Qu’on revalorise ou non la fonction, la Suisse se normalise. Il suffit, pour s’en convaincre, de jeter un œil dans le rétroviseur avec Andrea Pilotti, chercheur à l’Observatoire de la vie politique régionale à l’Université de Lausanne et membre de l’Observatoire des élites suisses, auteur du livre Entre démocratisation et professionnalisation: le parlement suisse et ses membres de 1910 à 2016. Longtemps, les parlementaires fédéraux n’ont touché aucun salaire, ne percevant que des jetons de présence et des indemnités de déplacement, contrairement à leurs homologues occidentaux. Et ce, jusqu’à la fin des années 1960.

C’est la fâcheuse «affaire des Mirages» qui, en 1964, va ébranler la confiance en le système de milice. A la faveur d’une nouvelle demande de crédit, les parlementaires ébahis découvrent qu’ils ont été tenus à l’écart de la procédure d’achat. «Jusque-là, le parlement était une caisse d’enregistrement et les députés des amateurs sans moyens», rappelle Andrea Pilotti. Ce scandale va provoquer la création de la première commission d’enquête parlementaire de l’histoire, ainsi que l’introduction d’une indemnité annuelle de 3000 francs. De symbolique, celle-ci va croître, mais jusqu’à la fin des années 1990, elle ne suffira pas pour en vivre.

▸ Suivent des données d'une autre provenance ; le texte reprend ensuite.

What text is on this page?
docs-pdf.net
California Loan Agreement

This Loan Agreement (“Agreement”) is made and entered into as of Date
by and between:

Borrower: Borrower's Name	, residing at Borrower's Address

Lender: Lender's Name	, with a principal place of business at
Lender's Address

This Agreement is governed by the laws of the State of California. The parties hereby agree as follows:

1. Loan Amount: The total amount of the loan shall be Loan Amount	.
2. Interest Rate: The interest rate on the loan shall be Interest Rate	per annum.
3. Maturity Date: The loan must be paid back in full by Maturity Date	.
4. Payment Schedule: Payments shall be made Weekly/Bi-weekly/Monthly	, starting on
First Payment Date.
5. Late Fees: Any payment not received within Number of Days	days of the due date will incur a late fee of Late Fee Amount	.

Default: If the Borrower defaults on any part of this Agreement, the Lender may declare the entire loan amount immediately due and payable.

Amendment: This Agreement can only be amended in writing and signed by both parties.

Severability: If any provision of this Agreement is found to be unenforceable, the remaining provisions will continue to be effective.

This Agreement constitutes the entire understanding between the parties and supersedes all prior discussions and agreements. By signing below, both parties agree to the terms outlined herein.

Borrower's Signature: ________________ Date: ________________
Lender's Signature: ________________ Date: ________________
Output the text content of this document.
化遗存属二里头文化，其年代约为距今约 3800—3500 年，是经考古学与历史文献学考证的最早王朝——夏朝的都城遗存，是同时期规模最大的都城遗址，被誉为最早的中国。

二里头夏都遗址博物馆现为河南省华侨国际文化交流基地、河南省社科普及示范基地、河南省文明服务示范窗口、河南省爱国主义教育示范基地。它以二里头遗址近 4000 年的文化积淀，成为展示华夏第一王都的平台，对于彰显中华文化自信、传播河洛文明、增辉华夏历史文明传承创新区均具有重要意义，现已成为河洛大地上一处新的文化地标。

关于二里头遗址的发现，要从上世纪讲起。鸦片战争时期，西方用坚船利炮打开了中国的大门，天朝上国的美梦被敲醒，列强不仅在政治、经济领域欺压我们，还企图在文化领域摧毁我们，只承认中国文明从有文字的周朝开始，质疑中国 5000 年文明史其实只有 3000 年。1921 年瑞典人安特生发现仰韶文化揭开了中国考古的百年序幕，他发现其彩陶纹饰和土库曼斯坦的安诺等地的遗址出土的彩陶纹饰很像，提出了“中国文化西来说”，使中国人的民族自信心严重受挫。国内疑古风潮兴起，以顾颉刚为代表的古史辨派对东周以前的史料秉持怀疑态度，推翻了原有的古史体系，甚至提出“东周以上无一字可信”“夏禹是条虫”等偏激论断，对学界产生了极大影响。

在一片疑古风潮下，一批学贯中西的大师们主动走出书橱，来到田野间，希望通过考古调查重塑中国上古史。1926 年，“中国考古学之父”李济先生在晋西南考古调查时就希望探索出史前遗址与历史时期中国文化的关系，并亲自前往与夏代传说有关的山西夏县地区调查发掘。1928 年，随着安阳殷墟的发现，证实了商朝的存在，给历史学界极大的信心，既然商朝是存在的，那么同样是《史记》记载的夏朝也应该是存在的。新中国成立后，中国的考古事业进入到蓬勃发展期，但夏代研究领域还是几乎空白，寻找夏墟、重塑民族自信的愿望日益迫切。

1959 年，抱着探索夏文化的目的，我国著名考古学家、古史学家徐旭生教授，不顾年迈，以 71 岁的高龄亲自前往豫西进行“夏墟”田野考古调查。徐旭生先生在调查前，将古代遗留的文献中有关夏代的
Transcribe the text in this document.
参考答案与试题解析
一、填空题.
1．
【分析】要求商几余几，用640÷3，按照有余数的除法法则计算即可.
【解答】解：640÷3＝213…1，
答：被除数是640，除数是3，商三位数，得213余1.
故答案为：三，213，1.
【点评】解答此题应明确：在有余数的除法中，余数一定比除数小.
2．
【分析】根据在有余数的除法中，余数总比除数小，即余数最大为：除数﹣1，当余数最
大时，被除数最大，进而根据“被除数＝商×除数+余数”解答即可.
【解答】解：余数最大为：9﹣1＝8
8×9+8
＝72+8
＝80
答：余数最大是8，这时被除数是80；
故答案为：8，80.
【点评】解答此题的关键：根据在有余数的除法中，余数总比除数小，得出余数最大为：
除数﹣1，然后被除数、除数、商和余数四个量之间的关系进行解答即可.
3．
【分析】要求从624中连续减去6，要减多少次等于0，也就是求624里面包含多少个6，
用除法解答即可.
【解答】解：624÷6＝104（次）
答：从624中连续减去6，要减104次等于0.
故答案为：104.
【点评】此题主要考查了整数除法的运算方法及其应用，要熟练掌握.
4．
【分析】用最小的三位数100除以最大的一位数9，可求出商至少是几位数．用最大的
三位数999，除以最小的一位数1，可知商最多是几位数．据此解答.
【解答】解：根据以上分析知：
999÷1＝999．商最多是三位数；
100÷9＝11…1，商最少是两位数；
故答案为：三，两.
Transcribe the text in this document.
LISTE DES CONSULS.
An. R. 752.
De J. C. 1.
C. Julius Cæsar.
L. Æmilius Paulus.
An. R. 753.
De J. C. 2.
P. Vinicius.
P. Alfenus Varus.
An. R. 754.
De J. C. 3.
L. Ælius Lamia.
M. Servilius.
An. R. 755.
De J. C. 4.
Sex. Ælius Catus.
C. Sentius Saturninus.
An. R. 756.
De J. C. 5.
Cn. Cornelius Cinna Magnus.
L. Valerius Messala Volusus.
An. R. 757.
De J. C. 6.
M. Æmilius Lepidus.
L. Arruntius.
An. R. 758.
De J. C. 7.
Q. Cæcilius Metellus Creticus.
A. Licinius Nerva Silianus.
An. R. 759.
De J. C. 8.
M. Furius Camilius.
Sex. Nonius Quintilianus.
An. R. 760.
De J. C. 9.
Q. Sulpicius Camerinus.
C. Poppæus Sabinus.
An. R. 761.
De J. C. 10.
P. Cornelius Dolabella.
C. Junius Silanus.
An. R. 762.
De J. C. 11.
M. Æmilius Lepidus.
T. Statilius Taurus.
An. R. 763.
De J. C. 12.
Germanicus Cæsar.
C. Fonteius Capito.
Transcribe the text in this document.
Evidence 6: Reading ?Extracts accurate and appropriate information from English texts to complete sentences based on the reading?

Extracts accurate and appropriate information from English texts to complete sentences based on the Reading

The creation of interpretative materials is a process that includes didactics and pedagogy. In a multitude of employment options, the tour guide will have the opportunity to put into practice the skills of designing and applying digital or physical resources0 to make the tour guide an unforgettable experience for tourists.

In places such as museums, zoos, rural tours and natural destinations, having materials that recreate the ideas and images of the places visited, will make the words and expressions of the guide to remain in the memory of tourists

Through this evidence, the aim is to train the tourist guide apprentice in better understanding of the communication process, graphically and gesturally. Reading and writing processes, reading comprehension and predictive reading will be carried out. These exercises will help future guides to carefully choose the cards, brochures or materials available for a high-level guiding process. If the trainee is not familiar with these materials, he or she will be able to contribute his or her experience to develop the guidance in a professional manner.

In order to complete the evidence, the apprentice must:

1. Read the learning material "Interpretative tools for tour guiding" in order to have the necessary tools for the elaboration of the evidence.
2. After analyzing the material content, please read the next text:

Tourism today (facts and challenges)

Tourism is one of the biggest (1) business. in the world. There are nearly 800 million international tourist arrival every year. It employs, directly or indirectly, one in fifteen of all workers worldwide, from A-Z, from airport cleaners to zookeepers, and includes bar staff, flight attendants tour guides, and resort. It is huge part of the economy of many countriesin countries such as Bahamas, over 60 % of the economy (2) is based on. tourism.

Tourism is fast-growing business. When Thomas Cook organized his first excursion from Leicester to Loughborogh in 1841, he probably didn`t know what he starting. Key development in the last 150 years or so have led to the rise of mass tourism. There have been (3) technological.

Depuis, l’UDC est passée par là, faisant capoter des projets de revalorisation. Si la droite populiste défend l’exception suisse par réflexe identitaire, l’idée d’une professionnalisation ne plaît pas non plus à la droite bourgeoise. «Chez les libéraux et plusieurs radicaux déjà, on redoutait qu’un parlement plus fort ne légifère trop et ne soit une entrave à l’économie», explique Andrea Pilotti. Il n’est pas sûr non plus que la professionnalisation préserve des puissants lobbies, à preuve les Etats-Unis. La transparence, alors? Peut-être. A moins qu’elle ne soit un nouveau mythe contemporain.


Quelques chiffres tirés de l’«Etude sur les revenus et les charges des parlementaires fédéraux»

91 900 francs: le revenu parlementaire total médian avant impôts sans collaborateur pour les conseillers nationaux.

63 000 francs: le revenu parlementaire total médian avant impôts avec collaborateur.

92 200 francs: le revenu des conseillers aux Etats sans collaborateur.

69 300 francs: le revenu des conseillers aux Etats avec collaborateur.

Ces chiffres comprennent le revenu direct net (indemnités – cotisations sociales et rétrocessions au parti) et le revenu indirect (contributions forfaitaires non dépensées).